Is the Bible Really God’s Word?

HomeChristianity and the BibleIs the Bible Really God’s Word?

As with most things on GodWords, this very good question came from a reader. Because I was asked, I answered. Yes, there are some Bible verses I could include here. No, I’m not going to include them here. That’s a different article entirely. This one’s my opinion. Agree or disagree, my view of Scripture is pretty simple: either it’s from God, or it’s not.

For the record, the question was more like ‘should Christians just accept the Bible as a whole, or should we be skeptical of different parts of it?’. I’m going with accepting it as a single, trustworthy set of documents.

If it’s not from God

If the Bible isn’t from God, there’s no reason to pay attention to it at all. Reading it would be optional, like any other simply-human writing. It may contain some wisdom, and some good advice, and some sound principles… but so do a lot of other books.

If it is from God

If the Bible is from God, it seems safe to assume a few things:

  • God wants to communicate with us,
  • God is capable of communicating with us,
  • God has capably communicated with us, and
  • it’s a good idea to make sure we know what God is telling us.

I believe the Bible is from God. It explains reality as I see it… the nature of the world, human nature, and more. It contains a lot of prophecies that have been fulfilled, which merely human books lack. While it was written by around 40 authors over 1500 years, it tells a single, cohesive story. I could go on about why I believe the Bible is fully trustworthy, but you get the point.

Assuming these things are true, the Bible should be accepted as-is. By that I mean that it adequately and accurately communicates what God wants us to know.

I see nothing in the Bible to justify interpreting God’s message from multiple points of view. Instead, we see the opposite. Peter wrote that Paul’s writings are Scripture, and that some people distort what he said. The implication is that what Paul wrote wasn’t subject to every individual’s personal opinion. Paul wrote that there’s one gospel, and anyone who teaches another gospel should be under God’s curse. Jude wrote that the gospel was delivered to the saints once for all… explaining that the gospel isn’t something that changes over time, or is subject to reinterpretation. In other words, the Bible is an unchanging communication from God to humanity – to you and me – that needs to be read, studied, and lived.

That we have different interpretations of parts of Scripture has nothing to do with whether the Bible is TRUE, but with whether we adequately understand it. That makes sense. In Acts 2 we see that new Christians studied the apostles’ teaching. Paul told Timothy to study. The author of Hebrews said that his readers no longer even tried to understand… that instead of being able to teach, they needed someone to explain the basics to them again.

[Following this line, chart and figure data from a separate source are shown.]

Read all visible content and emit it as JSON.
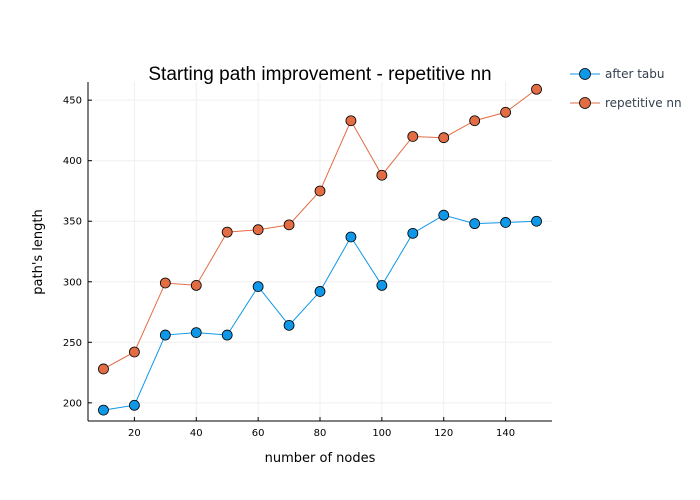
{
  "chart_data": {
    "type": "line",
    "title": "Starting path improvement - repetitive nn",
    "xlabel": "number of nodes",
    "ylabel": "path's length",
    "xlim": [
      5,
      155
    ],
    "ylim": [
      185,
      465
    ],
    "xticks": [
      20,
      40,
      60,
      80,
      100,
      120,
      140
    ],
    "yticks": [
      200,
      250,
      300,
      350,
      400,
      450
    ],
    "grid": true,
    "legend_position": "top-right outside",
    "x": [
      10,
      20,
      30,
      40,
      50,
      60,
      70,
      80,
      90,
      100,
      110,
      120,
      130,
      140,
      150
    ],
    "series": [
      {
        "name": "after tabu",
        "color": "#0f97e8",
        "values": [
          194,
          198,
          256,
          258,
          256,
          296,
          264,
          292,
          337,
          297,
          340,
          355,
          348,
          349,
          350
        ]
      },
      {
        "name": "repetitive nn",
        "color": "#e26d44",
        "values": [
          228,
          242,
          299,
          297,
          341,
          343,
          347,
          375,
          433,
          388,
          420,
          419,
          433,
          440,
          459
        ]
      }
    ]
  }
}
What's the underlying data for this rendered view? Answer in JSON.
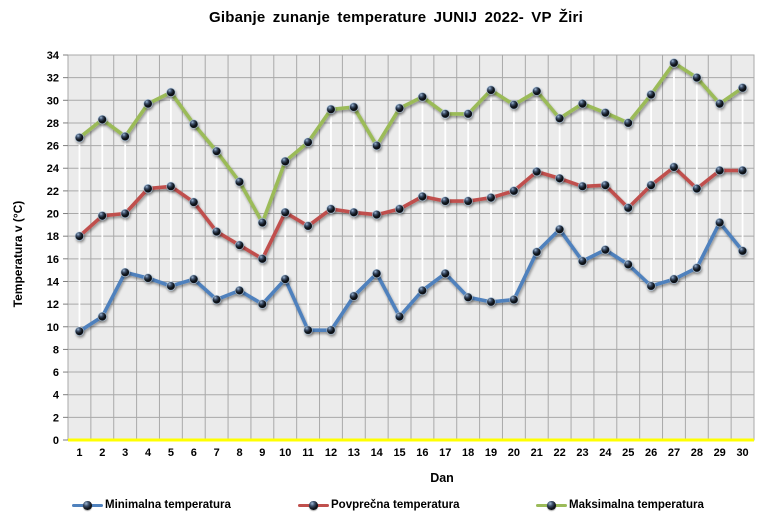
{
  "title": "Gibanje zunanje temperature JUNIJ 2022- VP Žiri",
  "y_axis_title": "Temperatura v (°C)",
  "x_axis_title": "Dan",
  "colors": {
    "plot_bg": "#EBEBEB",
    "gridline": "#A9A9A9",
    "zero_line": "#FFFF00",
    "high_low_line": "#FFFFFF",
    "text": "#000000",
    "series_min": "#4F81BD",
    "series_avg": "#C0504D",
    "series_max": "#9BBB59",
    "marker_dark": "#0B0E14"
  },
  "legend": {
    "position": "bottom",
    "items": [
      "Minimalna temperatura",
      "Povprečna temperatura",
      "Maksimalna temperatura"
    ]
  },
  "chart_data": {
    "type": "line",
    "title": "Gibanje zunanje temperature JUNIJ 2022- VP Žiri",
    "xlabel": "Dan",
    "ylabel": "Temperatura v (°C)",
    "x": [
      1,
      2,
      3,
      4,
      5,
      6,
      7,
      8,
      9,
      10,
      11,
      12,
      13,
      14,
      15,
      16,
      17,
      18,
      19,
      20,
      21,
      22,
      23,
      24,
      25,
      26,
      27,
      28,
      29,
      30
    ],
    "ylim": [
      0,
      34
    ],
    "ytick_step": 2,
    "grid": true,
    "high_low_lines": true,
    "legend_position": "bottom",
    "series": [
      {
        "name": "Minimalna temperatura",
        "color": "#4F81BD",
        "values": [
          9.6,
          10.9,
          14.8,
          14.3,
          13.6,
          14.2,
          12.4,
          13.2,
          12.0,
          14.2,
          9.7,
          9.7,
          12.7,
          14.7,
          10.9,
          13.2,
          14.7,
          12.6,
          12.2,
          12.4,
          16.6,
          18.6,
          15.8,
          16.8,
          15.5,
          13.6,
          14.2,
          15.2,
          19.2,
          16.7
        ]
      },
      {
        "name": "Povprečna temperatura",
        "color": "#C0504D",
        "values": [
          18.0,
          19.8,
          20.0,
          22.2,
          22.4,
          21.0,
          18.4,
          17.2,
          16.0,
          20.1,
          18.9,
          20.4,
          20.1,
          19.9,
          20.4,
          21.5,
          21.1,
          21.1,
          21.4,
          22.0,
          23.7,
          23.1,
          22.4,
          22.5,
          20.5,
          22.5,
          24.1,
          22.2,
          23.8,
          23.8
        ]
      },
      {
        "name": "Maksimalna temperatura",
        "color": "#9BBB59",
        "values": [
          26.7,
          28.3,
          26.8,
          29.7,
          30.7,
          27.9,
          25.5,
          22.8,
          19.2,
          24.6,
          26.3,
          29.2,
          29.4,
          26.0,
          29.3,
          30.3,
          28.8,
          28.8,
          30.9,
          29.6,
          30.8,
          28.4,
          29.7,
          28.9,
          28.0,
          30.5,
          33.3,
          32.0,
          29.7,
          31.1
        ]
      }
    ]
  }
}
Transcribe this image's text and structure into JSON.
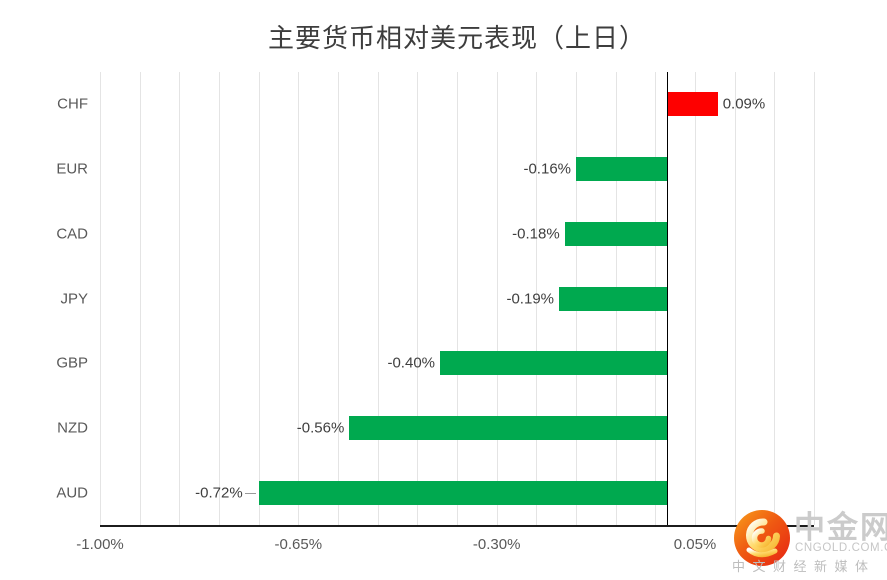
{
  "chart_data": {
    "type": "bar",
    "orientation": "horizontal",
    "title": "主要货币相对美元表现（上日）",
    "categories": [
      "CHF",
      "EUR",
      "CAD",
      "JPY",
      "GBP",
      "NZD",
      "AUD"
    ],
    "values": [
      0.09,
      -0.16,
      -0.18,
      -0.19,
      -0.4,
      -0.56,
      -0.72
    ],
    "data_labels": [
      "0.09%",
      "-0.16%",
      "-0.18%",
      "-0.19%",
      "-0.40%",
      "-0.56%",
      "-0.72%"
    ],
    "xlim": [
      -1.0,
      0.26
    ],
    "x_major_ticks": [
      {
        "value": -1.0,
        "label": "-1.00%"
      },
      {
        "value": -0.65,
        "label": "-0.65%"
      },
      {
        "value": -0.3,
        "label": "-0.30%"
      },
      {
        "value": 0.05,
        "label": "0.05%"
      }
    ],
    "x_minor_unit": 0.07,
    "grid": true,
    "legend": "none",
    "colors": {
      "positive": "#fe0000",
      "negative": "#00a94f"
    },
    "leader_line_categories": [
      "AUD"
    ]
  },
  "logo": {
    "name": "中金网",
    "domain": "CNGOLD.COM.CN",
    "tagline": "中文财经新媒体"
  }
}
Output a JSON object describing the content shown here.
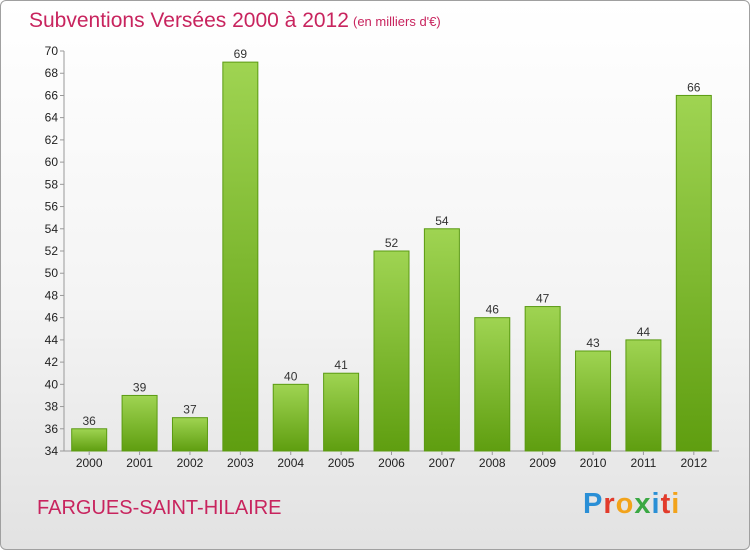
{
  "header": {
    "title": "Subventions Versées 2000 à 2012",
    "subtitle": "(en milliers d'€)"
  },
  "footer": {
    "commune": "FARGUES-SAINT-HILAIRE",
    "logo": "Proxiti"
  },
  "colors": {
    "bar_top": "#9fd452",
    "bar_bottom": "#5f9e10",
    "title": "#c8245e"
  },
  "chart_data": {
    "type": "bar",
    "title": "Subventions Versées 2000 à 2012",
    "subtitle": "(en milliers d'€)",
    "xlabel": "",
    "ylabel": "",
    "categories": [
      "2000",
      "2001",
      "2002",
      "2003",
      "2004",
      "2005",
      "2006",
      "2007",
      "2008",
      "2009",
      "2010",
      "2011",
      "2012"
    ],
    "values": [
      36,
      39,
      37,
      69,
      40,
      41,
      52,
      54,
      46,
      47,
      43,
      44,
      66
    ],
    "ylim": [
      34,
      70
    ],
    "yticks": [
      34,
      36,
      38,
      40,
      42,
      44,
      46,
      48,
      50,
      52,
      54,
      56,
      58,
      60,
      62,
      64,
      66,
      68,
      70
    ],
    "grid": false,
    "legend": "none"
  }
}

To be sure, there ARE parts of the Bible that are difficult to understand. Most of that difficulty comes from our refusal to actually study what it says. We hear or read a single verse, or a short passage, and try to understand it… but seldom learn about the author, the audience, and the situation that created the need for someone to write. We seldom learn how to study each passage in light of the rest of Scripture, too. Many things that seem unclear are made very clear when we understand a separate but related passage.

The foundation of the question is whether we should take the Bible’s contents “literally.” The problem is with the word “literally.” It means “as in literature,” like a fictional story where things are symbolic in nature. We’ve reversed the meaning, so now when we say something is “literally true” we mean that it’s actual… that it should be taken at face value. We SHOULD take the Bible literally, but in the older, technical sense: taking the type of literature into account.

When Jesus said, “I am the Door,” we shouldn’t take that “literally.” Jesus is not actually a door. Instead, Jesus is using figurative language to say that He acts, in certain ways, LIKE a door. When we read Joshua 5:1, we shouldn’t believe that the hearts of the Amorite and Canaanite kings actually “melted in fear.” We learn that they were really, really scared. We should take these verses “literally,” as in “the kind of writing tells us how to understand this.”

We run into trouble when we don’t take different types of writing into account. Some read the Proverbs and believe that they’re all promises from God. That’s not what Proverbs is. Yes, the Proverbs ARE Scripture… but a simple reading makes it clear that it’s wisdom, not promises. When we fail to account for the type of literature we’re reading, we will inevitably either create our own bad doctrine from our misunderstanding, or simply conclude that the Bible isn’t true at all. Here’s a short list of some of the types of literature (the genres) we find in the Bible:

  • History
  • Law
  • Wisdom
  • Poetry
  • Prophecy
  • Apocalyptic
  • Gospels
  • Epistles (Letters)

Histories aren’t the same as personal Letters. Poetry isn’t the same as Law. They’re different, so we acknowledge what kind of writing we’re looking at. Plus: in each genre, we will find some language is straight-forward, while some is symbolic. Properly interpreting the Bible means studying to learn which is which.

So, to answer the question: God’s message for us may require some interpretation, but that interpretation isn’t a matter of our personal perspective. It’s a matter of studying to understand God’s perspective, as He’s revealed it to us. When reading that Jesus is a Door, we shouldn’t guess about what He meant. We need to know what He meant when He said it. That way, we receive God’s message instead of creating our own.